"Fuller points to the book Measuring Up by Harvard professor Daniel Koretz, which argues that students learn test-taking strategies that pollute testers’ ability to see what the students actually know. “The whole issue is that any test at the kind of level that it’s at, especially with it being multiple choice—you can sit down and teach a kid how to pass it without them understanding the concepts behind the test,” Fuller argues. He’s particularly critical of the number of multiple-choice questions that Texas state assessments feature, but says few in the Legislature want to hear about the drawbacks of such exams. The combination of Pearson’s power and reformers’ influence, he says, makes it difficult for legislators to assess testing’s efficacy."

The Pearson Graduate - The Texas Observer

This is what is known as the Hawthorne Effect. Basically, as you start measuring performance, subjects become aware of the impact of measurements and adjust behavior accordingly. The more we test, and the more high stakes these tests become, the more effort students, teachers, and administrators spend on passing the test.

This may or may not mean that they put effort into learning the material to pass the test. It just means that they work to pass the test.

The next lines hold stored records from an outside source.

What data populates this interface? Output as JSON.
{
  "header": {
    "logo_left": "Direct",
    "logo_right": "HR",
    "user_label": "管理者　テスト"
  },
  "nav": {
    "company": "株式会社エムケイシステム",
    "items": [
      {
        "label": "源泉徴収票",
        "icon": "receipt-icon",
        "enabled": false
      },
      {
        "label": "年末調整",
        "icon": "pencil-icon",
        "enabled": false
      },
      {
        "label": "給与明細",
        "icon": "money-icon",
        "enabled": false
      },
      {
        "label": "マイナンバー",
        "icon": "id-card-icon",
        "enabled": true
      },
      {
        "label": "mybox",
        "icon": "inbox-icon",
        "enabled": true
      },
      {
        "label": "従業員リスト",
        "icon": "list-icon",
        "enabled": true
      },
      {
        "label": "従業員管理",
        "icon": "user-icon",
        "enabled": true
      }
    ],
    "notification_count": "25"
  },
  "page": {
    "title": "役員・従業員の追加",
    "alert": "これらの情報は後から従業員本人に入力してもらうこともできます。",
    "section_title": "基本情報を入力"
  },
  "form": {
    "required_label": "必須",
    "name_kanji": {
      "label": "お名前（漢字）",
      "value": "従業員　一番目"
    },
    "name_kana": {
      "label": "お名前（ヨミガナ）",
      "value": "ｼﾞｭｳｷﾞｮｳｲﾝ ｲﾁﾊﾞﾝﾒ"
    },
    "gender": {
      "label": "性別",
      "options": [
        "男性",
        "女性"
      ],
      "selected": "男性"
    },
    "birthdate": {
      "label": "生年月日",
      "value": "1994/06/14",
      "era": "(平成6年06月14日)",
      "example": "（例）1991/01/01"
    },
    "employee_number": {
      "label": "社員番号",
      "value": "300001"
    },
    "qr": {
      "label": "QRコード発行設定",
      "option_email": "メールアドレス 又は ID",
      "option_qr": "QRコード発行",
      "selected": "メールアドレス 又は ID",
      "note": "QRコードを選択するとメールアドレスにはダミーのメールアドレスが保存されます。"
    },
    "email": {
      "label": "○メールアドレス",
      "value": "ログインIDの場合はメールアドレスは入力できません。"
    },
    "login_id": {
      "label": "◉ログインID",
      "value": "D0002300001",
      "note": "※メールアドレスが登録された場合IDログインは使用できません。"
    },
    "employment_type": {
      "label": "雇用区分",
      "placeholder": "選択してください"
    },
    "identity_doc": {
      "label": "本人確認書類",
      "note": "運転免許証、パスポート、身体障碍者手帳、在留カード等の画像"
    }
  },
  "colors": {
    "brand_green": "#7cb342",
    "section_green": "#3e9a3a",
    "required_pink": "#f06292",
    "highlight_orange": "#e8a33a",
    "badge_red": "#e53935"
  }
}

There are numerous ways to potentially do this; cheating, gaming the system in some way, spending time on test taking strategies like process of elimination, etc.

The real questions we should be asking ourselves are:

  1. What do we want our kids to know?

  2. How much of that information do they already know and what’s left over that they still need to learn?

  3. What is the most effective way to teach them that portion that still remains to be learned?

Testing can only provide the answer to question 2, and provide insight over time on the answers to question 3. However, it can only do this if we view testing and test results as a tool and not an end unto itself.